I'm looking at the same problem domain also (table bloat), but focusing
on a different approach that avoids this issue.

Best Regards, Simon Riggs

Re: BTree vacuum before page splitting

From

Junji TERAMOTO

Date:

01 February 2006, 06:43:57

Thanks!

I had misunderstood the content of the comment. I think that I can
understand the problem now.

I might be able to present the solution of the restarting an index scan.
I try to correct the patch.

Simon Riggs wrote:
> On Tue, 2006-01-31 at 15:18 +0900, Junji TERAMOTO wrote:
>> Tom Lane wrote:
>>> I think this is quite likely to break things :-(.  What sort of
>>> conditions have you tested it under?  (If this were safe, we'd
>>> not have invented the LP_DELETE flag to begin with, but just have
>>> deleted known-dead items immediately.)
>> I apologize for my insufficient description(and bad english).
>> I explain the operation of this patch in detail again.
>>
>> In _bt_insertonpg(), we insert the tupple by the following methods.
>>
>>  (1) Finds the right place(page) to insert the tuple.
>>  (2) If free space is insufficient, we operate as follows.
>> + (2.1) Confirm whether the lock to the found page is considerable
>>         super-exclusive lock in BufferSuperLockHeldByMe()[new]. We
>>         check bufHdr->refcount(=pin), and if pin == 1, we know this
>>         lock is super-exclusive lock.
>>         If our lock is not super-exclusive lock, goto (2.4).
>> + (2.2) If our lock is super-exclusive lock, and the found page is
>>         leaf, we look for tupples marked as "LP_DELETE" from the found
>>         page, and remove found tuples in _bt_vacuum_page()[new].
>> + (2.3) If free space is sufficient after removal, goto (4).
>>   (2.4) Step right to next non-dead page.
>>   (2.5) (2) is repeated until an enough free space is found or it
>>         reaches a right edge at last.
>>  (3) When an enough free space is not found by processing (2), splits
>>      the target page (making sure that the split is equitable as far as
>>      post-insert free space goes).
>>  (4) Inserts the tuple.
>>
>> The numbers from 2.1) to 2.3) are new processing.
>>
>> The pointer's shifting by removing "LP_DELETE" tuples as shown in the
>> above-mentioned becomes a problem, when we resume a stopped indexscan.
>> Therefore, I am having it confirm the state of the lock by (2.1), and
>> process only at super-exclucive lock, same as btbulkdelete().
>>
>> However, because own indexscan might be lost because of this removal,
>> I also modify _bt_restscan() as follows.
>>
>>  (1) Check for index tuple we stopped on.
>>  (2) If index tuple is moved, first of all, we search in this page
>>      right.
>> +(3) If not found, we try to look for from the head of this page
>>      because index tuple may moved left due to removal.
>>  (4) If still not found, we look for index tuple right.
>>
>> The number (3) is new processing.
>>
>> We do not delete the empty page.
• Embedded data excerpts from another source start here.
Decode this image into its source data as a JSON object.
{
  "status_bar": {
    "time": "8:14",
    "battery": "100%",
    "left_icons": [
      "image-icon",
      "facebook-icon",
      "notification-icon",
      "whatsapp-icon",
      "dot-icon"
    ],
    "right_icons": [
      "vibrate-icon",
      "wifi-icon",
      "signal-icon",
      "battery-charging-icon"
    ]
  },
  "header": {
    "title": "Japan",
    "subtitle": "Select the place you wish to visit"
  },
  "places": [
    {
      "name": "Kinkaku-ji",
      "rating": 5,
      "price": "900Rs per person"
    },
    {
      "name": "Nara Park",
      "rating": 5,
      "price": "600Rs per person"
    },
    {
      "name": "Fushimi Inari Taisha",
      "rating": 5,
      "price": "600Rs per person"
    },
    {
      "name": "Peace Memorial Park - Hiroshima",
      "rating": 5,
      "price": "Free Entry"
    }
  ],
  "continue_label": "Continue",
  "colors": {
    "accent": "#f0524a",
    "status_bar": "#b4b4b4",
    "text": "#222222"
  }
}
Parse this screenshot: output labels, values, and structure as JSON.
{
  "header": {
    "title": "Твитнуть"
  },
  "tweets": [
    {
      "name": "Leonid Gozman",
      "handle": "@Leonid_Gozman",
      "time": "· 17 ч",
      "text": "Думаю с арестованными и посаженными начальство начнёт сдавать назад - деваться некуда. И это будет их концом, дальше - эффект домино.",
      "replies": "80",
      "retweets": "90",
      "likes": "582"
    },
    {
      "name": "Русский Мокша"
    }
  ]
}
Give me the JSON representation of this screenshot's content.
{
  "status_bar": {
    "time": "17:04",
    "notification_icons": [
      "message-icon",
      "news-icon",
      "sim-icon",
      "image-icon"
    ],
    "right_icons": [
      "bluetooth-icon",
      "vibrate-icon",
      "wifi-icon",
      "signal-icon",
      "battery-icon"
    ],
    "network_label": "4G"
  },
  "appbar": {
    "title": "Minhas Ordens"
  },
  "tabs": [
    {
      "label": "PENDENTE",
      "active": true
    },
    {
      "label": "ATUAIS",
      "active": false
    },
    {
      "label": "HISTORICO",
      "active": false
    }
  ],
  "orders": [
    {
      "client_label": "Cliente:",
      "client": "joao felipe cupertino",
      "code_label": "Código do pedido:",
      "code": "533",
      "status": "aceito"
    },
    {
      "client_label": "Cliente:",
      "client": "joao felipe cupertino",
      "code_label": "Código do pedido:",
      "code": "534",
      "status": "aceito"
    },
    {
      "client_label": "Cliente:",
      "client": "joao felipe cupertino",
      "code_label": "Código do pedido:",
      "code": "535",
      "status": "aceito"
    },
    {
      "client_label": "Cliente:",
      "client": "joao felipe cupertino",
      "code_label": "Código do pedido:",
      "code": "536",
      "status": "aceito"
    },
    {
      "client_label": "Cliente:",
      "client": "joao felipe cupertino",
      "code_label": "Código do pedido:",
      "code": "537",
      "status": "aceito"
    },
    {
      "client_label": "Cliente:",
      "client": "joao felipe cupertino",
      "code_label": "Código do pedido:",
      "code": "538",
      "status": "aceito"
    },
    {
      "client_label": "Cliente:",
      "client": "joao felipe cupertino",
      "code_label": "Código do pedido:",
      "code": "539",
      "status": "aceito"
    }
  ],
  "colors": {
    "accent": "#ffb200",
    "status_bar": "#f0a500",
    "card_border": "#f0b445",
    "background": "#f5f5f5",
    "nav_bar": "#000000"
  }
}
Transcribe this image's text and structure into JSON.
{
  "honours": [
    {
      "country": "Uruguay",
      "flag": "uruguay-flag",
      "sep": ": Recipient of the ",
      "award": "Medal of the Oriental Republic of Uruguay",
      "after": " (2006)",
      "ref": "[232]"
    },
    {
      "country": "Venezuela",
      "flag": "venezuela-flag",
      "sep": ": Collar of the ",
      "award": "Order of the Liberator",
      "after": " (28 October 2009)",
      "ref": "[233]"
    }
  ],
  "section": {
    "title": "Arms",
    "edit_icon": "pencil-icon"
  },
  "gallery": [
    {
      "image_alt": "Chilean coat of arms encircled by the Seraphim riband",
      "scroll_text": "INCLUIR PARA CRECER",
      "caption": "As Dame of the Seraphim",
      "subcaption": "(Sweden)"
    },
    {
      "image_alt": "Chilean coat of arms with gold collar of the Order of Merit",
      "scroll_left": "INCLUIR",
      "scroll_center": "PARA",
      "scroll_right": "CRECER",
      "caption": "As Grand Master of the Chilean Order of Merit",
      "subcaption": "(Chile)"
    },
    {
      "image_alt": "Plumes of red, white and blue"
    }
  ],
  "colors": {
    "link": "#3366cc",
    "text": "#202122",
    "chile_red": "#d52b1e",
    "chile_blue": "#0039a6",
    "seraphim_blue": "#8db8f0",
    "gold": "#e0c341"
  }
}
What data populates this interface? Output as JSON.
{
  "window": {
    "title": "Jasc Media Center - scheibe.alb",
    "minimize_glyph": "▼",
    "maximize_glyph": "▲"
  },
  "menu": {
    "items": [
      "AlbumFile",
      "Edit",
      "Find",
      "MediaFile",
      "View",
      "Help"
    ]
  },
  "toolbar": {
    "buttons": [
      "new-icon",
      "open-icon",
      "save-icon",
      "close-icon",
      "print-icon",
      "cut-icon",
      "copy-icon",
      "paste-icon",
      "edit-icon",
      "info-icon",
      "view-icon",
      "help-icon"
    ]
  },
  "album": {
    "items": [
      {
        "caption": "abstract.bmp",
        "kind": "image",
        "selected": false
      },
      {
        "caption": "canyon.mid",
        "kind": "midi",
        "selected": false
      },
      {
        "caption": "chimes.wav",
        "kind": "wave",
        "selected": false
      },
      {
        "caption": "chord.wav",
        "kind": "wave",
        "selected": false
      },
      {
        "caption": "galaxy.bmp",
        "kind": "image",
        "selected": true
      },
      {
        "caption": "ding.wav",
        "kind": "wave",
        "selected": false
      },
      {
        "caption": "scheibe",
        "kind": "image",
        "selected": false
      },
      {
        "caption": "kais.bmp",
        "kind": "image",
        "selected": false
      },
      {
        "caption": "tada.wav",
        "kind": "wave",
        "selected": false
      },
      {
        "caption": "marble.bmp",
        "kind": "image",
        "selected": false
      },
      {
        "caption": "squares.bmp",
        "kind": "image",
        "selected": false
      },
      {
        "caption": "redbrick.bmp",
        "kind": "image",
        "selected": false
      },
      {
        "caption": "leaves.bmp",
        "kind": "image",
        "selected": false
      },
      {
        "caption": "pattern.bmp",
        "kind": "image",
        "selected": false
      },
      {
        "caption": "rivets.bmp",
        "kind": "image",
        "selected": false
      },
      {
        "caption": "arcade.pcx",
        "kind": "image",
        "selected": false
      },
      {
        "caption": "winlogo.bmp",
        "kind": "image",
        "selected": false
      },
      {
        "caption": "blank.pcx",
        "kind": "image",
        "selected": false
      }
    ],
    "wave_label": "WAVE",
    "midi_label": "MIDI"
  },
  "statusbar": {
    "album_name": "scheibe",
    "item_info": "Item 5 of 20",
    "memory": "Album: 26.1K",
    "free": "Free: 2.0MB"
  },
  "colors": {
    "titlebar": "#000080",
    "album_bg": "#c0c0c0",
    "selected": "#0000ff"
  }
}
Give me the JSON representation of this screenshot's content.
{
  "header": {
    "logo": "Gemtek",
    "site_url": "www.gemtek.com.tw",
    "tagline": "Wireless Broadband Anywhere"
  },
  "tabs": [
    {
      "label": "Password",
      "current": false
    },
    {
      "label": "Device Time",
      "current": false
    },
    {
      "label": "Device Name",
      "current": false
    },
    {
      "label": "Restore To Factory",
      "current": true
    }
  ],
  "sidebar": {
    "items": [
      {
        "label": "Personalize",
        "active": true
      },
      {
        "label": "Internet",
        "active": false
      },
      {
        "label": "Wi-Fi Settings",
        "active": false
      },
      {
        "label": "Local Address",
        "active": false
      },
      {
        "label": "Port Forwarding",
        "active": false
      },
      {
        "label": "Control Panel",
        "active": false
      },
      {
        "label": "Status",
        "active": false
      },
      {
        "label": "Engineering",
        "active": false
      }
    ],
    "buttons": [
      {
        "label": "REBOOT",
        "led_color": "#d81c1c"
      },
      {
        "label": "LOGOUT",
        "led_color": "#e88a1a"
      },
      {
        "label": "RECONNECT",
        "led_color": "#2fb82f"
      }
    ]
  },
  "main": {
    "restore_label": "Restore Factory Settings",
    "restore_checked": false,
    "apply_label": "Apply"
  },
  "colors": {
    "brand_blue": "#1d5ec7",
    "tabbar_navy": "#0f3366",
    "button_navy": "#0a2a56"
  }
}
Therefore, there is no necessity for
>> tracing a left page.
>>
>> I think that no problem occurs by this logic.
>> Please point it out if there is a wrong point. Thanks.
>
> Please read comments in nbtree.c p.557-566 which describe the required
> locking protocol for btree pages.
>
> Just because you hold the lock does *not* mean you are allowed to delete
> tuples marked as deleted. This patch doesn't work in all cases, which is
> what is required, since the failure cases don't raise an ERROR - they
> just miss data - which is unacceptable. So your patch works 99.9% of the
> time, but sometimes gives wrong answers to queries without you knowing.
> So, patch rejected, but good thinking all the same.
>
> You will need to argue for a change in the locking protocol before it
> could be accepted. That would speed up VACUUM also, so if it were
> possible it would be gratefully accepted.
>
> The only help I can give is this: Why does an index scan ever want to
> stop on a deleted tuple? Currently, the scan only remembers one tuple
> its seen. If the tuple was dead, but wasn't yet marked as dead the index
> scan will have read it and stopped there. Some while later, the index
> scan will return and begin scanning right for the tuple. If you delete
> it, the index scan *may* not be able to work out where to restart --
> ERROR. So, if you can work out a way of not restarting an index scan on
> a deleted tuple (and yet still marking them as deleted when it sees
> them) then you may be able to solve the problem.
>
> I'm looking at the same problem domain also (table bloat), but focusing
> on a different approach that avoids this issue.
>
> Best Regards, Simon Riggs


--
Junji Teramoto / teramoto.junji (a) lab.ntt.co.jp